Writers are famous for drinking, so it’s no surprise that the world abounds with brilliant nonfiction books about booze. Whether you’re seriously interested in the sociological implications of happy hour or just looking for the perfect Negroni recipe, the following books are engaging, well-researched, and — perhaps, most importantly — funny. Salud!
by Kingsley Amis, 2008
Contains useful drink recipes and advice on building a good liquor cabinet and bar.
Sample text: Evelyn Waugh’s Noonday Reviver: Put the gin and Guinness into a pint silver tankard and fill to the brim with ginger beer. I cannot vouch for the authenticity of the attribution, which I heard in talk, but the mixture will certainly revive you, or something. I should think two doses is the limit.
Imbibe! From Absinthe Cocktail to Whiskey Smash, a Salute in Stories and Drinks to Professor Jerry Thomas, Pioneer of the American Bar
by David Wondrich, 2007
Contains useful and esoteric drink recipes and sound advice on building a good liquor cabinet and bar.
Sample text: Everything new always turfs up a few people who liked the old way better. So no one should be surprised that when the plain Cocktail began gathering unto its bosom troubling dashes of curacoa and absinthe and truly alarming dashes of vermouth, fruit juice, and orgeat syrup, there were those who cried bloody murder.
The Drunken Botanist: The Plants That Create the World’s Great Drinks
by Amy Stewart, 2013
Includes cocktail recipes and recipes for ingredients such as homemade grenadine and nocino.
Sample text: Spruce beer was well known to Jane Austen, who wrote to her sister Cassandra in 1809 about brewing a “great cask” of it.
The Life and Times of the Late Demon Rum
by J.C. Furnas, 1965
Does not contain drink recipes, but does contain an impressive selection of awful Temperance poetry.
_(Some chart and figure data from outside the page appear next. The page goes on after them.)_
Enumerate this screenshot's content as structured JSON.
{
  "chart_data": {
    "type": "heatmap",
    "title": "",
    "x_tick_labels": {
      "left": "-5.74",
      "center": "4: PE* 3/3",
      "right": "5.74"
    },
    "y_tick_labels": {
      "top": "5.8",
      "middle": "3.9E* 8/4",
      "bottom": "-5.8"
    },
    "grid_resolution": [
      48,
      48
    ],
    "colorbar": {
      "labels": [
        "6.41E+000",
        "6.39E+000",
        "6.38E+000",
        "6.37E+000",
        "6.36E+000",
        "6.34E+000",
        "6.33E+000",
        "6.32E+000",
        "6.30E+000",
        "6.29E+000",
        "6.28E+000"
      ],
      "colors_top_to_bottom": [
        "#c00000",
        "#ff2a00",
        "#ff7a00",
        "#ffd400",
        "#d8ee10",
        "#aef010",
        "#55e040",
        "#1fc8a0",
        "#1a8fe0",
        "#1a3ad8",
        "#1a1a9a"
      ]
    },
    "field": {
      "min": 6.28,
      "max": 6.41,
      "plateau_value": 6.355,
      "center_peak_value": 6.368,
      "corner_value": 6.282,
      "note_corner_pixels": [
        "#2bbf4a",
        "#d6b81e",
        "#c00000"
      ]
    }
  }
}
Sample text: Prohibition was certainly a ravaging ailment, however, and among the scars and bodily impairments it left were things even worse than the perpetuation of a newly powerful underworld. Thirty years after repeal most of us seventy million Americans who “drink” retain from the excesses of Temperance doctrine what was recently described at an interdisciplinary scientific meeting as “ a sort of societal guilt feeling about alcohol.”
Boozehound: On the Trail of the Rare, the Obscure, and the Overrated in Spirits
by Jason Wilson, 2010
Contains original drink recipes and sound advice on building a good liquor cabinet and bar.
Sample text: We can pretty much blame the vodka martini on Ian Fleming, who introduced it in the first James Bond novel, Casino Royale — along with the ridiculous concept of shaking and not stirring a martini.